Lethal Infectious Diseases as Inborn Errors of Immunity: Toward a Synthesis of the Germ and Genetic Theories

Abstract

It was first demonstrated in the late nineteenth century that human deaths from fever were typically due to infections. As the germ theory gained ground, it replaced the old, unproven theory that deaths from fever reflected a weak personal or even familial constitution. A new enigma emerged at the turn of the twentieth century, when it became apparent that only a small proportion of infected individuals die from primary infections with almost any given microbe. Classical genetics studies gradually revealed that severe infectious diseases could be driven by human genetic predisposition. This idea gained ground with the support of molecular genetics, in three successive, overlapping steps. First, many rare inborn errors of immunity were shown, from 1985 onward, to underlie multiple, recurrent infections with Mendelian inheritance. Second, a handful of rare and familial infections, also segregating as Mendelian traits but striking humans resistant to other infections, were deciphered molecularly beginning in 1996. Third, from 2007 onward, a growing number of rare or common sporadicinfections were shown to result from monogenic, but not Mendelian, inborn errors. A synthesis of the hitherto mutually exclusive germ and genetic theories is now in view.

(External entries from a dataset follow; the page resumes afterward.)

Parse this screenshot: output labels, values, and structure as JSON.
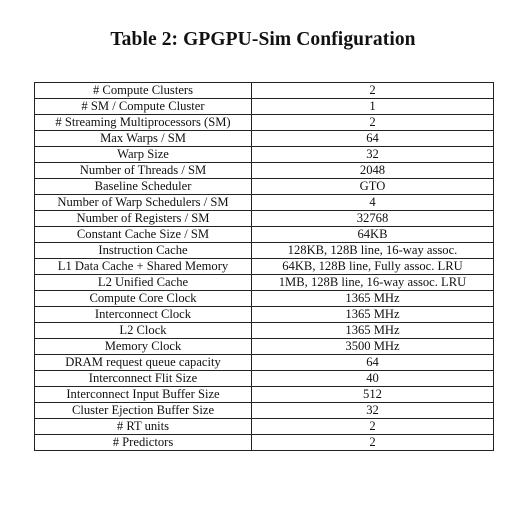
{
  "caption": "Table 2: GPGPU-Sim Configuration",
  "rows": [
    {
      "parameter": "# Compute Clusters",
      "value": "2"
    },
    {
      "parameter": "# SM / Compute Cluster",
      "value": "1"
    },
    {
      "parameter": "# Streaming Multiprocessors (SM)",
      "value": "2"
    },
    {
      "parameter": "Max Warps / SM",
      "value": "64"
    },
    {
      "parameter": "Warp Size",
      "value": "32"
    },
    {
      "parameter": "Number of Threads / SM",
      "value": "2048"
    },
    {
      "parameter": "Baseline Scheduler",
      "value": "GTO"
    },
    {
      "parameter": "Number of Warp Schedulers / SM",
      "value": "4"
    },
    {
      "parameter": "Number of Registers / SM",
      "value": "32768"
    },
    {
      "parameter": "Constant Cache Size / SM",
      "value": "64KB"
    },
    {
      "parameter": "Instruction Cache",
      "value": "128KB, 128B line, 16-way assoc."
    },
    {
      "parameter": "L1 Data Cache + Shared Memory",
      "value": "64KB, 128B line, Fully assoc. LRU"
    },
    {
      "parameter": "L2 Unified Cache",
      "value": "1MB, 128B line, 16-way assoc. LRU"
    },
    {
      "parameter": "Compute Core Clock",
      "value": "1365 MHz"
    },
    {
      "parameter": "Interconnect Clock",
      "value": "1365 MHz"
    },
    {
      "parameter": "L2 Clock",
      "value": "1365 MHz"
    },
    {
      "parameter": "Memory Clock",
      "value": "3500 MHz"
    },
    {
      "parameter": "DRAM request queue capacity",
      "value": "64"
    },
    {
      "parameter": "Interconnect Flit Size",
      "value": "40"
    },
    {
      "parameter": "Interconnect Input Buffer Size",
      "value": "512"
    },
    {
      "parameter": "Cluster Ejection Buffer Size",
      "value": "32"
    },
    {
      "parameter": "# RT units",
      "value": "2"
    },
    {
      "parameter": "# Predictors",
      "value": "2"
    }
  ]
}
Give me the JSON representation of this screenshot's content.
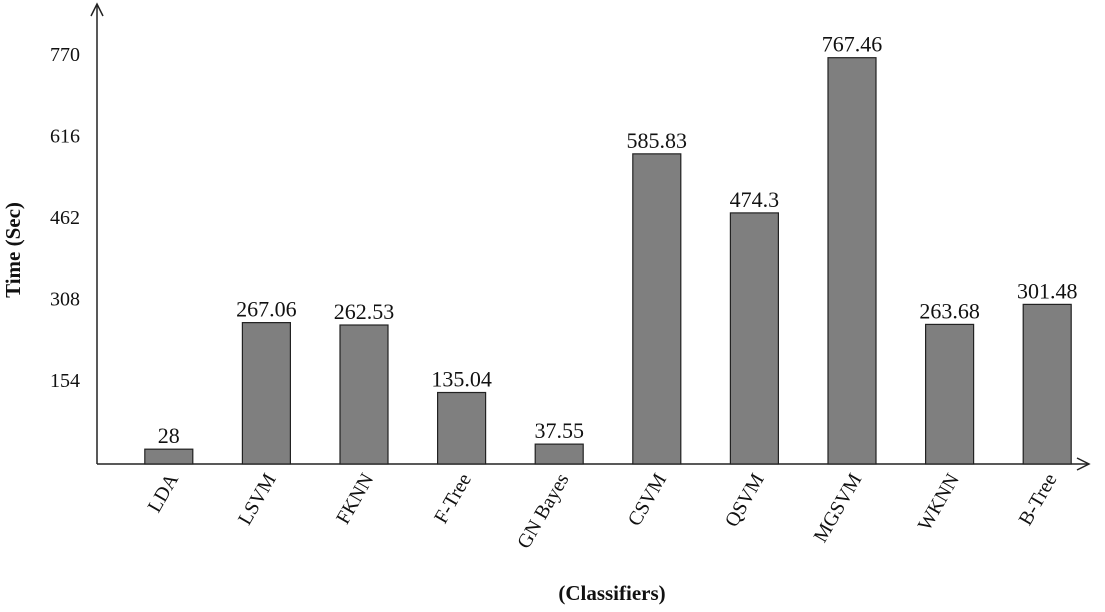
{
  "chart_data": {
    "type": "bar",
    "x_label": "(Classifiers)",
    "y_label": "Time (Sec)",
    "categories": [
      "LDA",
      "LSVM",
      "FKNN",
      "F-Tree",
      "GN Bayes",
      "CSVM",
      "QSVM",
      "MGSVM",
      "WKNN",
      "B-Tree"
    ],
    "values": [
      28,
      267.06,
      262.53,
      135.04,
      37.55,
      585.83,
      474.3,
      767.46,
      263.68,
      301.48
    ],
    "color": "#7f7f7f",
    "ylim": [
      0,
      867
    ],
    "yticks": [
      154,
      308,
      462,
      616,
      770
    ],
    "grid": false
  }
}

Keywords: Mendelian infection; human genetics of infectious diseases; inborn error of immunity; monogenic infection; primary immunodeficiency.

Figure 1.

Pedigrees for primary immunodeficiencies for the three modes of inheritance: Autosomal recessive (AR), with the example of severe combined immunodeficiency (SCID) due to RAG1 deficiency; X-linked recessive (XR), with the example of agammaglobulinemia due to BTK deficiency; Autosomal dominant (AD), with the example of severe congenital neutropenia due to ELANE deficiency. Primary immunodeficiencies (PIDs) are typically characterized by multiple infections, overt immunological abnormalities and a high penetrance (see Table 1).

Figure 2.

Pedigrees for Mendelian infections, for the three modes of inheritance: Autosomal recessive (AR), with the example of epidermodysplasia verruciformis (EV) following β-Human papilloma virus (HPV) infection due to CIB1 deficiency; X-linked recessive (XR), with the example of X-lymphoproliferative disease (XLP) following Epstein-Barr virus (EBV) infection due to SAP deficiency; Autosomal dominant (AD), with the example of Mendelian susceptibility to mycobacterial diseases (MSMD) following BCG infection due to IFN-γR1 deficiency. Mendelian infections are typically characterized by severe, “idiopathic” infection with a single, rare pathogen, the absence of classic immunological abnormalities, and a high penetrance (see Table 1).

Figure 3.

Pedigrees for monogenic infections, for the three modes of inheritance: Autosomal recessive (AR), with the example of severe influenza pneumonitis due to IRF7 deficiency; X-linked recessive (XR), with the example of invasive pneumococcal infection due to NEMO deficiency; Autosomal dominant (AD), with the example of herpes simplex virus-1 (HSV-1) encephalitis due to TLR3 deficiency. Monogenic infections are characterized by severe, unexplained infection with a single, common pathogen, the absence of classic immunological abnormalities, and a low penetrance. Vertical bars indicate healthy carriers of the deleterious genotype (see Table 1).